3- les autres institutions financières 


Les institutions financière non bancaires sont devenues depuis le début de la décennie 1990
des opérateurs extrêmement importants sur le marché des changes.

Ces institutions comprennent les filiales financières ou bancaires des groupes industriels du
fait que la tendance de ces derniers à créer des filiales financières s’est accentuée dans les
années 80.

4- les investisseurs institutionnels 


Ils sont les plus importants participants non bancaires du marché des changes.
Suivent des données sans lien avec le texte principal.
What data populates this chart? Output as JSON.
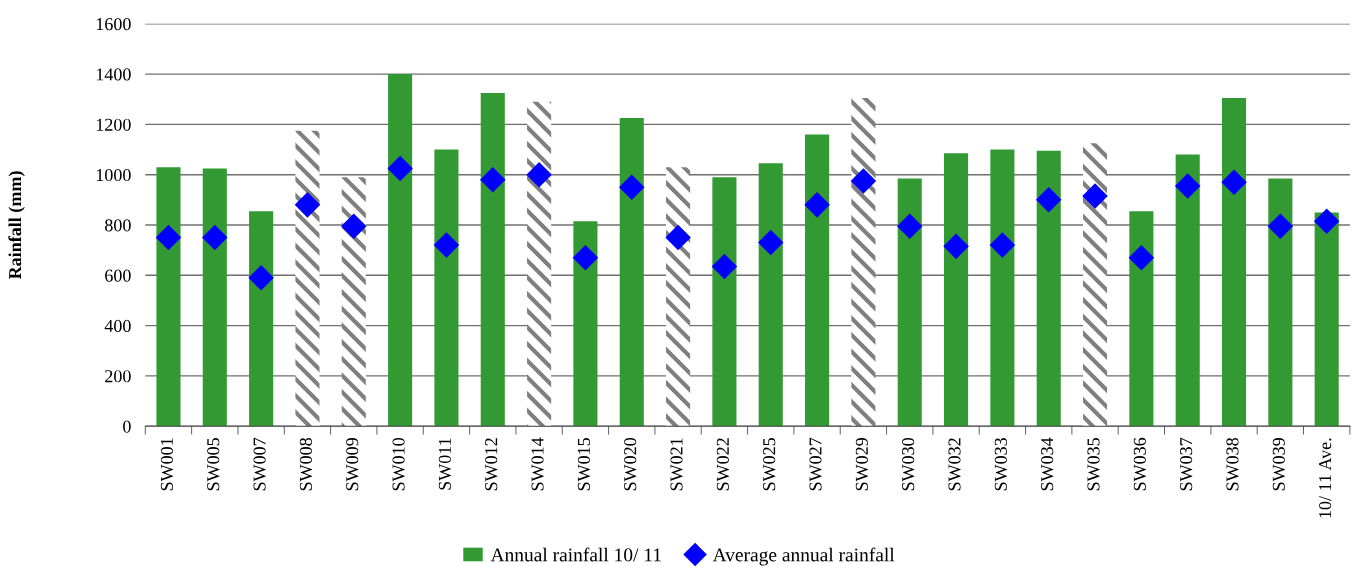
{
  "chart_data": {
    "type": "bar",
    "ylabel": "Rainfall (mm)",
    "categories": [
      "SW001",
      "SW005",
      "SW007",
      "SW008",
      "SW009",
      "SW010",
      "SW011",
      "SW012",
      "SW014",
      "SW015",
      "SW020",
      "SW021",
      "SW022",
      "SW025",
      "SW027",
      "SW029",
      "SW030",
      "SW032",
      "SW033",
      "SW034",
      "SW035",
      "SW036",
      "SW037",
      "SW038",
      "SW039",
      "10/ 11 Ave."
    ],
    "series": [
      {
        "name": "Annual rainfall 10/ 11",
        "color": "#339933",
        "colors": [
          "#339933",
          "#339933",
          "#339933",
          "#7f7f7f",
          "#7f7f7f",
          "#339933",
          "#339933",
          "#339933",
          "#7f7f7f",
          "#339933",
          "#339933",
          "#7f7f7f",
          "#339933",
          "#339933",
          "#339933",
          "#7f7f7f",
          "#339933",
          "#339933",
          "#339933",
          "#339933",
          "#7f7f7f",
          "#339933",
          "#339933",
          "#339933",
          "#339933",
          "#339933"
        ],
        "values": [
          1030,
          1025,
          855,
          1175,
          990,
          1400,
          1100,
          1325,
          1290,
          815,
          1225,
          1030,
          990,
          1045,
          1160,
          1305,
          985,
          1085,
          1100,
          1095,
          1125,
          855,
          1080,
          1305,
          985,
          850
        ]
      },
      {
        "name": "Average annual rainfall",
        "type": "scatter",
        "color": "#0000ff",
        "marker": "diamond",
        "values": [
          750,
          750,
          590,
          880,
          795,
          1025,
          720,
          980,
          1000,
          670,
          950,
          750,
          635,
          730,
          880,
          975,
          795,
          715,
          720,
          900,
          915,
          670,
          955,
          970,
          795,
          815
        ]
      }
    ],
    "ylim": [
      0,
      1600
    ],
    "yticks": [
      0,
      200,
      400,
      600,
      800,
      1000,
      1200,
      1400,
      1600
    ],
    "grid": "y",
    "legend": "bottom"
  }
}
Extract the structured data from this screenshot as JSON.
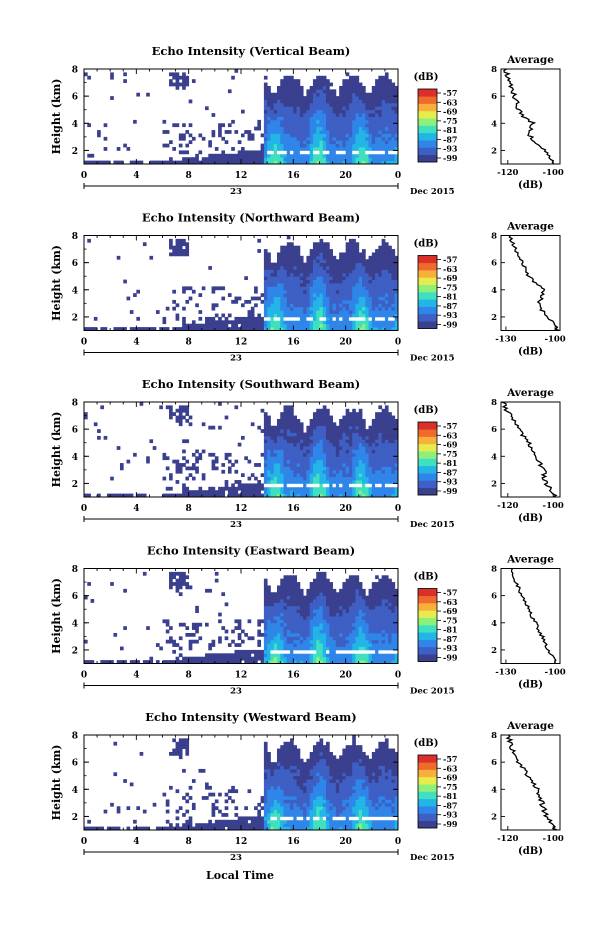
{
  "figure": {
    "xaxis_title": "Local Time",
    "colorbar_unit": "(dB)",
    "colorbar_ticks": [
      "-57",
      "-63",
      "-69",
      "-75",
      "-81",
      "-87",
      "-93",
      "-99"
    ],
    "colorbar_colors": [
      "#3a3f8e",
      "#3e5fc4",
      "#2f86e8",
      "#22b5e6",
      "#3ee0c0",
      "#8ef07a",
      "#e6ec4e",
      "#f7b13a",
      "#f06a2e",
      "#d9302a"
    ],
    "no_echo_color": "#ffffff"
  },
  "chart_data": [
    {
      "type": "heatmap",
      "title": "Echo Intensity (Vertical Beam)",
      "ylabel": "Height (km)",
      "x_ticks": [
        "0",
        "4",
        "8",
        "12",
        "16",
        "20",
        "0"
      ],
      "x_range_hours": [
        0,
        24
      ],
      "date_center": "23",
      "date_right": "Dec 2015",
      "y_ticks": [
        2,
        4,
        6,
        8
      ],
      "y_range_km": [
        1,
        8
      ],
      "zlim_db": [
        -99,
        -57
      ],
      "profile": {
        "title": "Average",
        "xlabel": "(dB)",
        "x_ticks": [
          -120,
          -100
        ],
        "y_ticks": [
          2,
          4,
          6,
          8
        ],
        "heights_km": [
          1.0,
          1.5,
          2.0,
          2.5,
          3.0,
          3.5,
          4.0,
          4.5,
          5.0,
          5.5,
          6.0,
          6.5,
          7.0,
          7.5,
          8.0
        ],
        "values_db": [
          -99,
          -101,
          -104,
          -107,
          -110,
          -110,
          -109,
          -113,
          -115,
          -116,
          -117,
          -118,
          -119,
          -120,
          -121
        ]
      }
    },
    {
      "type": "heatmap",
      "title": "Echo Intensity (Northward Beam)",
      "ylabel": "Height (km)",
      "x_ticks": [
        "0",
        "4",
        "8",
        "12",
        "16",
        "20",
        "0"
      ],
      "x_range_hours": [
        0,
        24
      ],
      "date_center": "23",
      "date_right": "Dec 2015",
      "y_ticks": [
        2,
        4,
        6,
        8
      ],
      "y_range_km": [
        1,
        8
      ],
      "zlim_db": [
        -99,
        -57
      ],
      "profile": {
        "title": "Average",
        "xlabel": "(dB)",
        "x_ticks": [
          -130,
          -100
        ],
        "y_ticks": [
          2,
          4,
          6,
          8
        ],
        "heights_km": [
          1.0,
          1.5,
          2.0,
          2.5,
          3.0,
          3.5,
          4.0,
          4.5,
          5.0,
          5.5,
          6.0,
          6.5,
          7.0,
          7.5,
          8.0
        ],
        "values_db": [
          -98,
          -101,
          -104,
          -108,
          -110,
          -108,
          -107,
          -112,
          -116,
          -118,
          -120,
          -122,
          -124,
          -126,
          -128
        ]
      }
    },
    {
      "type": "heatmap",
      "title": "Echo Intensity (Southward Beam)",
      "ylabel": "Height (km)",
      "x_ticks": [
        "0",
        "4",
        "8",
        "12",
        "16",
        "20",
        "0"
      ],
      "x_range_hours": [
        0,
        24
      ],
      "date_center": "23",
      "date_right": "Dec 2015",
      "y_ticks": [
        2,
        4,
        6,
        8
      ],
      "y_range_km": [
        1,
        8
      ],
      "zlim_db": [
        -99,
        -57
      ],
      "profile": {
        "title": "Average",
        "xlabel": "(dB)",
        "x_ticks": [
          -120,
          -100
        ],
        "y_ticks": [
          2,
          4,
          6,
          8
        ],
        "heights_km": [
          1.0,
          1.5,
          2.0,
          2.5,
          3.0,
          3.5,
          4.0,
          4.5,
          5.0,
          5.5,
          6.0,
          6.5,
          7.0,
          7.5,
          8.0
        ],
        "values_db": [
          -99,
          -101,
          -103,
          -104,
          -104,
          -106,
          -107,
          -109,
          -111,
          -113,
          -115,
          -117,
          -119,
          -121,
          -122
        ]
      }
    },
    {
      "type": "heatmap",
      "title": "Echo Intensity (Eastward Beam)",
      "ylabel": "Height (km)",
      "x_ticks": [
        "0",
        "4",
        "8",
        "12",
        "16",
        "20",
        "0"
      ],
      "x_range_hours": [
        0,
        24
      ],
      "date_center": "23",
      "date_right": "Dec 2015",
      "y_ticks": [
        2,
        4,
        6,
        8
      ],
      "y_range_km": [
        1,
        8
      ],
      "zlim_db": [
        -99,
        -57
      ],
      "profile": {
        "title": "Average",
        "xlabel": "(dB)",
        "x_ticks": [
          -130,
          -100
        ],
        "y_ticks": [
          2,
          4,
          6,
          8
        ],
        "heights_km": [
          1.0,
          1.5,
          2.0,
          2.5,
          3.0,
          3.5,
          4.0,
          4.5,
          5.0,
          5.5,
          6.0,
          6.5,
          7.0,
          7.5,
          8.0
        ],
        "values_db": [
          -99,
          -101,
          -104,
          -106,
          -108,
          -110,
          -112,
          -114,
          -116,
          -118,
          -120,
          -122,
          -124,
          -126,
          -127
        ]
      }
    },
    {
      "type": "heatmap",
      "title": "Echo Intensity (Westward Beam)",
      "ylabel": "Height (km)",
      "x_ticks": [
        "0",
        "4",
        "8",
        "12",
        "16",
        "20",
        "0"
      ],
      "x_range_hours": [
        0,
        24
      ],
      "date_center": "23",
      "date_right": "Dec 2015",
      "y_ticks": [
        2,
        4,
        6,
        8
      ],
      "y_range_km": [
        1,
        8
      ],
      "zlim_db": [
        -99,
        -57
      ],
      "profile": {
        "title": "Average",
        "xlabel": "(dB)",
        "x_ticks": [
          -120,
          -100
        ],
        "y_ticks": [
          2,
          4,
          6,
          8
        ],
        "heights_km": [
          1.0,
          1.5,
          2.0,
          2.5,
          3.0,
          3.5,
          4.0,
          4.5,
          5.0,
          5.5,
          6.0,
          6.5,
          7.0,
          7.5,
          8.0
        ],
        "values_db": [
          -99,
          -101,
          -103,
          -104,
          -105,
          -106,
          -107,
          -109,
          -111,
          -113,
          -115,
          -117,
          -118,
          -119,
          -120
        ]
      }
    }
  ]
}
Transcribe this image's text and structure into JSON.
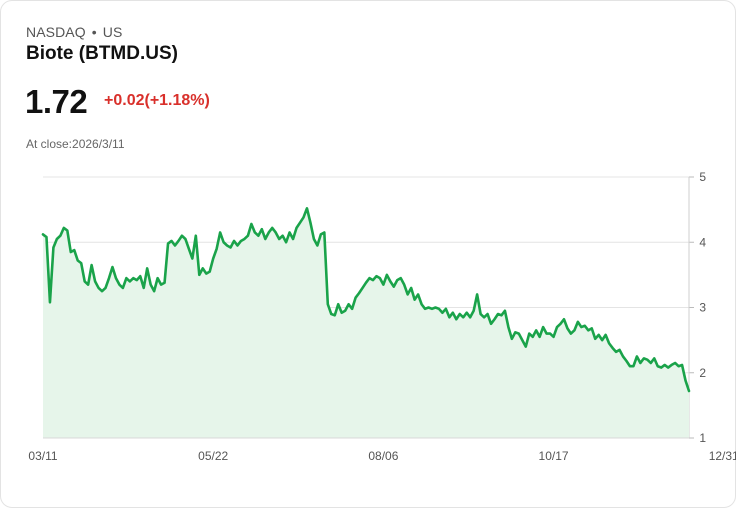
{
  "header": {
    "exchange": "NASDAQ",
    "separator": "•",
    "region": "US",
    "title": "Biote (BTMD.US)",
    "price": "1.72",
    "change": "+0.02(+1.18%)",
    "close_label": "At close:2026/3/11"
  },
  "colors": {
    "line": "#1aa34a",
    "fill": "#e6f5ea",
    "change_negative_or_up": "#d9302b",
    "grid": "#e4e4e4"
  },
  "chart_data": {
    "type": "area",
    "title": "Biote (BTMD.US)",
    "xlabel": "",
    "ylabel": "",
    "ylim": [
      1,
      5
    ],
    "yticks": [
      1,
      2,
      3,
      4,
      5
    ],
    "xtick_labels": [
      "03/11",
      "05/22",
      "08/06",
      "10/17",
      "12/31"
    ],
    "xtick_index": [
      0,
      49,
      98,
      147,
      196
    ],
    "y_axis_side": "right",
    "grid": true,
    "values": [
      4.12,
      4.08,
      3.08,
      3.92,
      4.05,
      4.1,
      4.22,
      4.18,
      3.85,
      3.88,
      3.72,
      3.68,
      3.4,
      3.35,
      3.65,
      3.4,
      3.3,
      3.25,
      3.3,
      3.45,
      3.62,
      3.45,
      3.35,
      3.3,
      3.45,
      3.4,
      3.45,
      3.42,
      3.48,
      3.3,
      3.6,
      3.35,
      3.25,
      3.45,
      3.35,
      3.38,
      3.98,
      4.02,
      3.95,
      4.02,
      4.1,
      4.05,
      3.9,
      3.75,
      4.1,
      3.5,
      3.6,
      3.52,
      3.55,
      3.75,
      3.9,
      4.15,
      4.0,
      3.95,
      3.92,
      4.02,
      3.95,
      4.02,
      4.05,
      4.1,
      4.28,
      4.15,
      4.1,
      4.2,
      4.05,
      4.15,
      4.22,
      4.15,
      4.05,
      4.1,
      4.0,
      4.15,
      4.05,
      4.22,
      4.3,
      4.38,
      4.52,
      4.3,
      4.05,
      3.95,
      4.12,
      4.15,
      3.05,
      2.9,
      2.88,
      3.05,
      2.92,
      2.95,
      3.05,
      2.98,
      3.15,
      3.22,
      3.3,
      3.38,
      3.45,
      3.42,
      3.48,
      3.45,
      3.35,
      3.5,
      3.4,
      3.32,
      3.42,
      3.45,
      3.35,
      3.2,
      3.3,
      3.12,
      3.2,
      3.05,
      2.98,
      3.0,
      2.98,
      3.0,
      2.98,
      2.92,
      2.98,
      2.85,
      2.92,
      2.82,
      2.9,
      2.85,
      2.92,
      2.85,
      2.95,
      3.2,
      2.9,
      2.85,
      2.9,
      2.75,
      2.82,
      2.9,
      2.88,
      2.95,
      2.7,
      2.52,
      2.62,
      2.6,
      2.5,
      2.4,
      2.6,
      2.55,
      2.65,
      2.55,
      2.7,
      2.6,
      2.6,
      2.55,
      2.7,
      2.75,
      2.82,
      2.68,
      2.6,
      2.65,
      2.78,
      2.7,
      2.72,
      2.65,
      2.68,
      2.52,
      2.58,
      2.5,
      2.58,
      2.45,
      2.38,
      2.32,
      2.35,
      2.25,
      2.18,
      2.1,
      2.1,
      2.25,
      2.15,
      2.22,
      2.2,
      2.15,
      2.22,
      2.1,
      2.08,
      2.12,
      2.08,
      2.12,
      2.15,
      2.1,
      2.12,
      1.88,
      1.72
    ]
  }
}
Cet ensemble
regroupe plusieurs catégories d’opérateurs : les fonds de pension, les caisses de retraite, les
sociétés d’assurance, les fonds d’investissement et les fonds communs de placements.

5- la clientèle privée 
Elle n’intervient pas directement sur le marché des changes. Pour ce faire, elle procède à des
achats et à des ventes de devises en s’adressant aux banques qui ont une activité de teneurs de
marché ou en utilisant les services des courtiers.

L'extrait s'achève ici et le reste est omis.